What that means is when you fire the motor up you could be running straight, 100 percent ethanol through your engine. Ethanol burns cooler than gas and stresses motors out. It also acts as a solvent, which means all that gook built up in your fuel tank and anything made of plastic or rubber will eventually melt.

Being in the marine business I certainly search for all the possible cures and solutions. I won’t repeat last week’s column but you can read it on The Natchez Democrat’s website.

Not many people know that catfish are pursued by more people than the ever-so popular largemouth bass. Living this close to the Mississippi River and the landlocked oxbows makes this the catfish capital of the South.

The beauty of fishing for catfish is you can do it cheap.

In many cases you can have a great day (or night) fishing from the shore. No gas bills, no boat and less overhead.

You may catch an occasional 20-plus pound catfish from the shore, but to really get serious about cat fishing you need a river boat and a good sonar unit.

You can find the fish on the sonar instead of poking around and waiting on the fish to find you.

Anyone can go out, bait up with a gob of red worms and tight line and catch some catfish.

To catch the giants you have to know how to use sonar, know the river stages and where to be at what level plus a host of other things.

I classify giants as anything over 30 to 35 pounds.
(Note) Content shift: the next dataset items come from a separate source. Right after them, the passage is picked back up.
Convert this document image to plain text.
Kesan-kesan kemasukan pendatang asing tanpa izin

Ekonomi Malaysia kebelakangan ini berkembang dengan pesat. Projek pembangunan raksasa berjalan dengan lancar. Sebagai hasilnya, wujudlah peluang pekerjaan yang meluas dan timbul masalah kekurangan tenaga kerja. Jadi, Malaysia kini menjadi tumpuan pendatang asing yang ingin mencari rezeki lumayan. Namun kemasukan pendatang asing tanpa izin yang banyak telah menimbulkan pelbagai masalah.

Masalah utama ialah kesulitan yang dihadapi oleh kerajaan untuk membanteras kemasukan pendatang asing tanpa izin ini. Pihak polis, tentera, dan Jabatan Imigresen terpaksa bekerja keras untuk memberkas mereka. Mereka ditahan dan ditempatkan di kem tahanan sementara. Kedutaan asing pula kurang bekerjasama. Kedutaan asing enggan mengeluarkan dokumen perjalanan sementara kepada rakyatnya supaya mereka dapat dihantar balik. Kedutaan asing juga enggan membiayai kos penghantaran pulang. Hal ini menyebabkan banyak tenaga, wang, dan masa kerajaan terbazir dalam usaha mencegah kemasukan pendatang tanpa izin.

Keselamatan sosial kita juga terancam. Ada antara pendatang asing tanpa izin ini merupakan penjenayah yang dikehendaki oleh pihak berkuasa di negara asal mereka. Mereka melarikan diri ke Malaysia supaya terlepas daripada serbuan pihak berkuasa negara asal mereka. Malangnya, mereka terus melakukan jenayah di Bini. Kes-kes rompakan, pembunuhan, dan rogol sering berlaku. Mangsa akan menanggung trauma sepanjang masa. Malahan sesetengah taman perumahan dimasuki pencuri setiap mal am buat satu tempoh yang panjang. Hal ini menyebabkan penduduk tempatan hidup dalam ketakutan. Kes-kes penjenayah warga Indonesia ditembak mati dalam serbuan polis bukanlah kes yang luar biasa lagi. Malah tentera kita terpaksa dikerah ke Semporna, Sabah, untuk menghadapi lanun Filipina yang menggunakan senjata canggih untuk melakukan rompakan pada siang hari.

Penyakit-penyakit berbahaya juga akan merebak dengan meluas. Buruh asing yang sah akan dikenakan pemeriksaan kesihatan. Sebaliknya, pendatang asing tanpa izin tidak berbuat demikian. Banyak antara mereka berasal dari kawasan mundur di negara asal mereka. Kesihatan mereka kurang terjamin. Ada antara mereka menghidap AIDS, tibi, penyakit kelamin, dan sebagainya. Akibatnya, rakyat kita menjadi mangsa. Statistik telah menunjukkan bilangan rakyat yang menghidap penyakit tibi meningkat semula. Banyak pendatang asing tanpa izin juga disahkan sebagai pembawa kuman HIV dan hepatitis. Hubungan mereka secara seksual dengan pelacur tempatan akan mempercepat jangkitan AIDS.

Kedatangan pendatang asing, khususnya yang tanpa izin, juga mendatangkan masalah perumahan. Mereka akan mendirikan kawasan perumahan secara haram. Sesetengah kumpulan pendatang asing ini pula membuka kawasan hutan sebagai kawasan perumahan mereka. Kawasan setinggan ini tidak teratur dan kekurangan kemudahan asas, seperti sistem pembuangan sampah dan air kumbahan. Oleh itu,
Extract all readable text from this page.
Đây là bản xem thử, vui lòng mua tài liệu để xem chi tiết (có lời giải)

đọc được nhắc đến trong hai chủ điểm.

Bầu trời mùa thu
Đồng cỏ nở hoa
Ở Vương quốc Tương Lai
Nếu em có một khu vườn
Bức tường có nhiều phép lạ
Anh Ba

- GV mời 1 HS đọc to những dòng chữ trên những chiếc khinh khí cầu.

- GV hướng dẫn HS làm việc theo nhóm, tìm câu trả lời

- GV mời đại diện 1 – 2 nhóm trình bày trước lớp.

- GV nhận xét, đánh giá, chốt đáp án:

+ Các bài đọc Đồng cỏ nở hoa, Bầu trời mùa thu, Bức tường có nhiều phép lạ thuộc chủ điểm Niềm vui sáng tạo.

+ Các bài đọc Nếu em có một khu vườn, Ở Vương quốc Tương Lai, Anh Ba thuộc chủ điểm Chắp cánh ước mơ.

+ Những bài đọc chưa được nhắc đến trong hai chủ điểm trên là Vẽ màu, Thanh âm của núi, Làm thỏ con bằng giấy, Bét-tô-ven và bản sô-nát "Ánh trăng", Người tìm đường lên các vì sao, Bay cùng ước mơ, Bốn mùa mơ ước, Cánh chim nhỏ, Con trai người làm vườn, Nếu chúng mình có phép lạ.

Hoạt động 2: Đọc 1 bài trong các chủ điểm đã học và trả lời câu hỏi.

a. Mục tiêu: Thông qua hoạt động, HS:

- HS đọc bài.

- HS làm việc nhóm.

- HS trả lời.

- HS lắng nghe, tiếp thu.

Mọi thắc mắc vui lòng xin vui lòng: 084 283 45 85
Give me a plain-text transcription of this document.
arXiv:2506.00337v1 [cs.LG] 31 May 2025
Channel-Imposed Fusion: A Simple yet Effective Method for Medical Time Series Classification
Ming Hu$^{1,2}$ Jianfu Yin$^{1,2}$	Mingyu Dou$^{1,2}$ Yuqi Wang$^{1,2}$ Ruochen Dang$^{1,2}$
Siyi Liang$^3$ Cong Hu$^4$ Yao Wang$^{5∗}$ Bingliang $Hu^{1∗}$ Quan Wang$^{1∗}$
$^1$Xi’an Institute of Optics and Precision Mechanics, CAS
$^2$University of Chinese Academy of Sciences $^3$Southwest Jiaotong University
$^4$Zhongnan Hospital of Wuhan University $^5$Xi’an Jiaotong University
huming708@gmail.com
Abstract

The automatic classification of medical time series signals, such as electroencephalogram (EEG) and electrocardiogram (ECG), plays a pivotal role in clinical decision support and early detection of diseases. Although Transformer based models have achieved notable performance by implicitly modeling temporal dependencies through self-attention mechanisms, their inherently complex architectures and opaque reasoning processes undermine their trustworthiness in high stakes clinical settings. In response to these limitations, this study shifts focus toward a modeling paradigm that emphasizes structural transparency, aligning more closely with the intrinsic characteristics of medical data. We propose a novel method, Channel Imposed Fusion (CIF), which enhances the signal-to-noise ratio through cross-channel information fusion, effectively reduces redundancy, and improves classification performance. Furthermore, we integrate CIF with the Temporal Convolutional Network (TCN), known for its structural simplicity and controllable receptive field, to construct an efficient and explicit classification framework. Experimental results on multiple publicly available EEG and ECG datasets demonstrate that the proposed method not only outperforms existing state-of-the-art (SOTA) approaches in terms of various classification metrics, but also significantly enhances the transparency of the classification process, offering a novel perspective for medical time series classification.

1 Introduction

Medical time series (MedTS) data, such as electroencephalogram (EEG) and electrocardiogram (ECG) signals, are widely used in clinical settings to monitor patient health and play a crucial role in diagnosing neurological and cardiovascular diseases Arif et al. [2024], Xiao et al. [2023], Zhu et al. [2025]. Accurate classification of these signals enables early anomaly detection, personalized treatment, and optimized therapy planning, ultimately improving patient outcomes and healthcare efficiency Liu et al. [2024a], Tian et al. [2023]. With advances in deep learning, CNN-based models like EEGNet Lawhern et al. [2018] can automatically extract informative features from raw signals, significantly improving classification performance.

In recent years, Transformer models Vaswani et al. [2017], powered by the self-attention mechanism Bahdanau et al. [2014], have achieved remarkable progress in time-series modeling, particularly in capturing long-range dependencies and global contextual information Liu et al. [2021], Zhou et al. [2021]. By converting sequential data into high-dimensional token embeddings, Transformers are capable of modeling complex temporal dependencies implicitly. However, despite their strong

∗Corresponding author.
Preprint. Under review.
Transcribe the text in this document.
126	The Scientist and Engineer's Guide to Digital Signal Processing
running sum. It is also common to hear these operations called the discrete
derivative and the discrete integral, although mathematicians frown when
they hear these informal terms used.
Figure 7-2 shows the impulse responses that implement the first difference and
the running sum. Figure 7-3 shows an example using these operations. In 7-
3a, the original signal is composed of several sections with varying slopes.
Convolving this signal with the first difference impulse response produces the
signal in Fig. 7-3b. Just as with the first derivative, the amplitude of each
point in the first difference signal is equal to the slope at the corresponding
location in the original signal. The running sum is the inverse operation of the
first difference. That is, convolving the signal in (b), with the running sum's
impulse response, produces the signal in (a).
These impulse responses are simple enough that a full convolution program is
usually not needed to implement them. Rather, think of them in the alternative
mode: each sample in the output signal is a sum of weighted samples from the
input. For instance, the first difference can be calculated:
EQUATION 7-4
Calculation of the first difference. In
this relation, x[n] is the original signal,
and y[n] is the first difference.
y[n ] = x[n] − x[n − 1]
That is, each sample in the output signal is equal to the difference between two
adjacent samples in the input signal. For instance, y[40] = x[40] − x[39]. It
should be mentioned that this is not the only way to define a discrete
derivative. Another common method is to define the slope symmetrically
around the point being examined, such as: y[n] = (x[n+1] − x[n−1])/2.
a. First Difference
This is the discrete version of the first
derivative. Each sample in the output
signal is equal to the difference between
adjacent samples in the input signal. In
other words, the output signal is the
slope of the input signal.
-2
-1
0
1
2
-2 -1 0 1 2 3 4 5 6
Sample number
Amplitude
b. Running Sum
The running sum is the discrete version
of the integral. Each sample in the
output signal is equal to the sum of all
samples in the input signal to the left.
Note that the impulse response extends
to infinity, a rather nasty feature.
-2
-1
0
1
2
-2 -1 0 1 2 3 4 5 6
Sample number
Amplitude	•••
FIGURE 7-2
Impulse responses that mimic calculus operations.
My largest to date is a 64-pound flathead and my largest blue cat weighed 48 pounds.

The blue fought twice as hard as the flathead and it bit me when I got it in the boat. Blues are tough fish and they like cut bait or anything that really stinks.

Flatheads prefer live bait.

Right now I’m selling 15 to 20 pounds of goldfish a week and the season just started.

That’s like 90 goldfish proof that many people prefer to fish for big catfish.

As the bass fishing just keeps getting tougher and tougher more and more people will began to look for a trophy species that actually live in our area rivers and lakes — the catfish.

Just keep in mind you cannot catch what is not there. So why not fish for something that’s there and easy to catch and could weigh more than 100 pounds!